Os últimos anos têm sido uma mudança significativa na minha vida. E eu tô gostando muito disso: descobri que amizade não se mede apenas com as palavras ditas, mas, sobretudo, com o que se faz no dia a dia. E amizade assim como qualquer relação é uma escolha. Sendo assim, não dá para perdoar quem não acredita nisso.
Desde 2013, na ida para Portugal, comecei a repensar quase tudo na minha vida. Estar sozinho por um período maior tem que ser uma oportunidade de se repensar. Eu fiz isso. Bem, aí a retrospectiva já começa a ganhar outros contornos e a proposta não é essa, por enquanto, pelo menos.
A AZUL perdeu a minha mala e ontem, depois de 45 dias me manda uma mensagem propondo um acordo de R$645,00 reais. Piada? Uns podem pensar. Nada disso! Foi sério! 
Esse valor não paga a minha mala, imagine se pagaria as melhores roupas perdidas. Essas empresas aéreas precisariam pagar uma multa pelo descaso, pela irresponsabilidade. Bem, o que tiver que ser será. As peças estão no tabuleiro.

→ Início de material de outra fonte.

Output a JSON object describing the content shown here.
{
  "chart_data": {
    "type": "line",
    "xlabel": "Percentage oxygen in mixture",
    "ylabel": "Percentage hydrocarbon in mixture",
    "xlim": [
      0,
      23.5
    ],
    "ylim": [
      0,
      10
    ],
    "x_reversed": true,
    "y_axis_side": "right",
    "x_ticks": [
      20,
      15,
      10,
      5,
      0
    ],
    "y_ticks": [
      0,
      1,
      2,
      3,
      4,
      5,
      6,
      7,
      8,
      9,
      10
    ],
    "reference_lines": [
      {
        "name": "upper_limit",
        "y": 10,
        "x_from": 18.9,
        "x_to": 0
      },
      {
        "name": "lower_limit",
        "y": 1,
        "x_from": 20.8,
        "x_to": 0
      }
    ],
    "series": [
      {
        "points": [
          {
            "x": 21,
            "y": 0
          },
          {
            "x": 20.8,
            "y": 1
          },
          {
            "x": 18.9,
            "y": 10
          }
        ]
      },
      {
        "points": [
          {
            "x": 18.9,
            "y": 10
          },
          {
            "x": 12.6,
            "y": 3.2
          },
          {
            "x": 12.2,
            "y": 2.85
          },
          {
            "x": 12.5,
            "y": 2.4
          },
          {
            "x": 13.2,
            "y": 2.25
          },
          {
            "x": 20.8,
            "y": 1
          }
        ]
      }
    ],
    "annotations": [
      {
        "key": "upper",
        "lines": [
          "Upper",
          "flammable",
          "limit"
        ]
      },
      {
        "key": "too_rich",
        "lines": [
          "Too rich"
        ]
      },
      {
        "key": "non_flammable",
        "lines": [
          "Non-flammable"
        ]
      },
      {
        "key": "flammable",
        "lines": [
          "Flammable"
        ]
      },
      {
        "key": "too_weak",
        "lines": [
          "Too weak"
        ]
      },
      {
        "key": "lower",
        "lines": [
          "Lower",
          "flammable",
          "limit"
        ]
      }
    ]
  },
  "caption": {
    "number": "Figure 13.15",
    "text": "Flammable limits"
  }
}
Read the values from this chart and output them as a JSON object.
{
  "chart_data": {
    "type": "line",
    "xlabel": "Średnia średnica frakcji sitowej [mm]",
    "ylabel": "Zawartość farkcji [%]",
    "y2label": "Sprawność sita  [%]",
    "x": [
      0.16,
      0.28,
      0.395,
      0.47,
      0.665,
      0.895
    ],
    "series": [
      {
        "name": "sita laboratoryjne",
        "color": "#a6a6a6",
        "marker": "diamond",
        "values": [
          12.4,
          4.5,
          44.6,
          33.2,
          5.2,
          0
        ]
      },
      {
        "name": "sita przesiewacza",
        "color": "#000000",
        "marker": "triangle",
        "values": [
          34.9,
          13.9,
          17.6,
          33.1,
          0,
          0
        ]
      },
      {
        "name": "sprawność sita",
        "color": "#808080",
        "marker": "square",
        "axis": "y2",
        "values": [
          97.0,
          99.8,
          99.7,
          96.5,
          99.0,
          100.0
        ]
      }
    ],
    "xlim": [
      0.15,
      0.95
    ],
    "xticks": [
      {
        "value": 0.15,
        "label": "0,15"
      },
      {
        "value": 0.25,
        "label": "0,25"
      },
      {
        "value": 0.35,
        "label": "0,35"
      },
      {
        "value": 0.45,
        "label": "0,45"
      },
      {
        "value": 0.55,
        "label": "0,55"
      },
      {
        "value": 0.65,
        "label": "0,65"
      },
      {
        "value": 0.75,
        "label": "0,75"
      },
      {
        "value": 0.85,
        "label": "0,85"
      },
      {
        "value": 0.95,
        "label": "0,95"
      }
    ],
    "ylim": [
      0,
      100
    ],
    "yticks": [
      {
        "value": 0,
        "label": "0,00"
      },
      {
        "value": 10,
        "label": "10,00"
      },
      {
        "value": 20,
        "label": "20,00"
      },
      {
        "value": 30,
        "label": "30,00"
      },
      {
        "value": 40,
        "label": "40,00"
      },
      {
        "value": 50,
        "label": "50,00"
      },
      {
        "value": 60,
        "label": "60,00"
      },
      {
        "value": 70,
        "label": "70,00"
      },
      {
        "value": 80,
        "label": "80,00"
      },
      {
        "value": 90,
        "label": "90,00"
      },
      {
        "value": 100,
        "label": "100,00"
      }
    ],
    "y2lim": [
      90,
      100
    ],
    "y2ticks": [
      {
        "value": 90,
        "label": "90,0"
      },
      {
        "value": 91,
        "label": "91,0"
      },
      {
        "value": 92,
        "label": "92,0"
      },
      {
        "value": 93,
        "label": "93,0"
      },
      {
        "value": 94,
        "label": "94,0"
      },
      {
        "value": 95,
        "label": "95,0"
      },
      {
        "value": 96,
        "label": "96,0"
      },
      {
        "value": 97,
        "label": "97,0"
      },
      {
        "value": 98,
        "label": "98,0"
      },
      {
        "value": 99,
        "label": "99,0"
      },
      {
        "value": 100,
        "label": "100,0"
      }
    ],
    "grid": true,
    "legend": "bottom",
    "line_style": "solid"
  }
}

Um ex-colega de colegiado (ex porque deixou de ser uma pessoa por quem eu tenho respeito) organizou um evento sobre sexualidade com, imaginem, a Renovação Carismática com o pretenso status de evento acadêmico, mas antes, é claro, enviou uma mensagem pros seus convidados com conteúdo agressivo, mentiroso, enganoso, homofóbico, misógino. Vergonha total de dividir o espaço acadêmico com esse cara. Vejam como a gente precisa estar atento (e forte) o tempo todo!
Este ano conheci alunos novos na pós-graduação e foi uma grande sorte tê-los por perto. Além de pessoas interessantes, descobri que posso contar com eles pro que precisar. Estávamos precisando de alunos assim. Formamos uma equipe de trabalho, temos que formar uma equipe de leitura e discussão de textos. Valeu também moçada!
Bem, o ano não acabou e eu estou aqui no Rio. Espero que até o final do ano eu tenha ainda boas notícias. Sempre é bom iniciar o Ano Novo com o pé direito (risos).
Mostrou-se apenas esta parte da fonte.